= Arsen Panosyan =

Armenian ornament painter

Arsen Panosyan ( Armenian: Արսեն Փանոսյան) (September 27, 1940 – July 7, 2012) was an Armenian ornament painter, wood carver, Khachqar sculptor and painter.

== Biography ==
Arsen Panosyan was born in the village of Argel (Lusakert) in Kotayk province, Armenia.

He started woodcarving as a young child with the assistance and mentorship of the famous sculptor and his uncle Hovsep Margaryan. Studying Armenian classic decoration art and engraving techniques, he created his own style of ornaments and started making multilayered woodcarving.

For three times, Arsen Panosyan and his sons various works of art have been awarded gold medals in international contests that took place in a variety of prestigious museums and private collections. On 1950s, with his works Arsen Panosyan is participating in foundation of museum of folk art of Yerevan.

Studying cross-stones art (khachqar), on 1980s boys begin to deal with cross-stones art, creating both classical and new, his unique style cross.

In 1998, in his native village of Argel, Panosyan unselfishly built in memory of fallen soldiers during the Artsakh war a cross-stone complex, and in 2001 donated to the village a cross-stone memorial, consisting of 15 stones, called "Christian Armenia", devoted to the celebration of 1700th anniversary of adoption of Christianity in Armenia.

In the cities of Bremen, Braunschweig, Moscow and Lyon his cross stones immortalize the memory of the innocent victims of the Armenian genocide.

Arsen Panosyan's cross stones dedicated to the memories of the fallen soldiers can be found in different communities in Armenia and Artsakh.
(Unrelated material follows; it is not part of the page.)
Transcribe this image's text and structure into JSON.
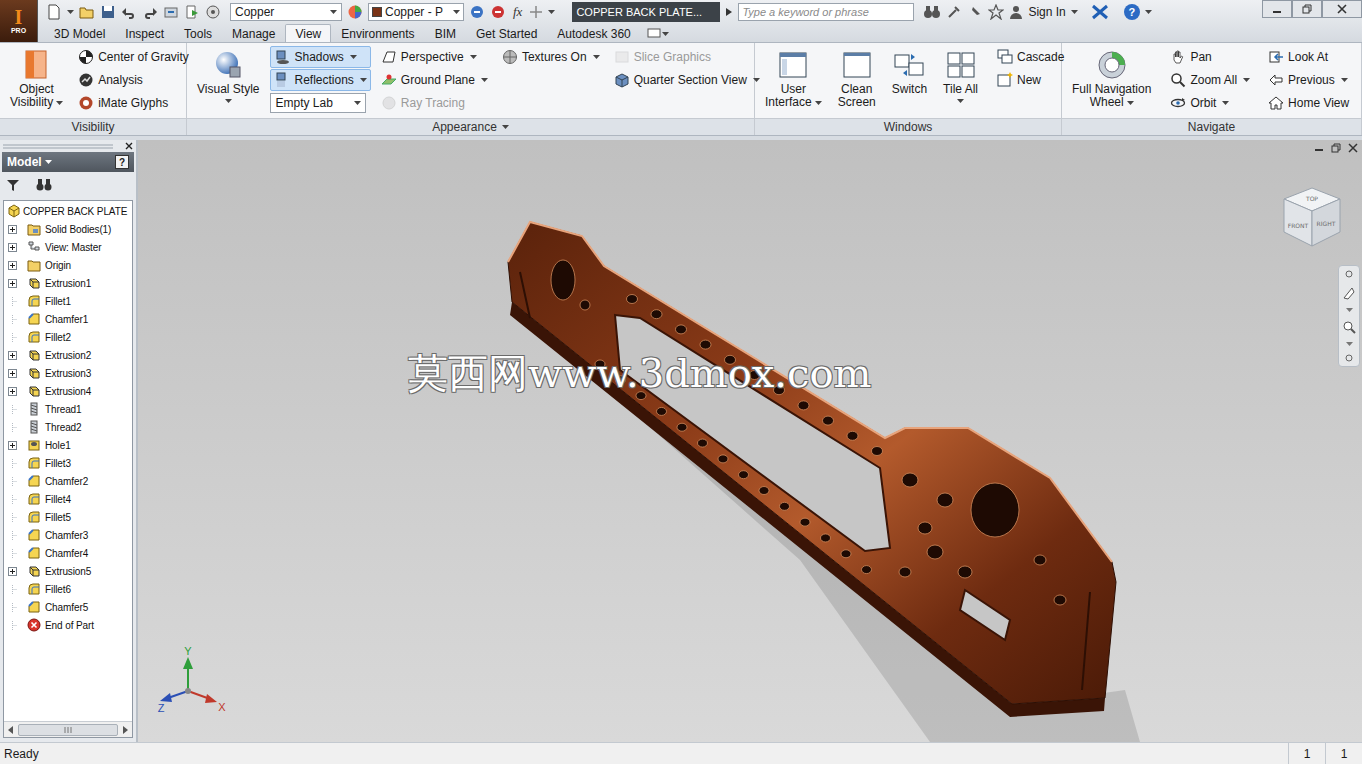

The Master's numerous stone crosses are also found in the courtyards of the Armenian churches.

In 2004, he was awarded the “Movses Khorenatsi” medal, and in 2010, he was decorated with the “St. Nerses Shnorhali” medal.

During more than his 50 years of creative works of arts, Arsen Panosyan, (later with his two sons, Artur and Paruyr) participated in various international exhibitions and award winning festivals, created more than 300 wood carvings and more than 150 cross stones.

== Others about Arsen Panosyan ==

«Master Arsen's works are initially created within soul and later are shaped by hand.»

Ara Vahuni

«I watch and am in awe... how our people with so little patience gave birth to a man of such great patience "Arsen Panosyan"the wizard of the art of woodcarving....Bless him!»

Shahen Kachatryan

«With his art, Panosyan continues and maintains the unique, the beautiful, the good trend in the art of the Armenian people.»

Grigor Khanjyan

«Panosyan worked with wood, as Paganini with his violin.»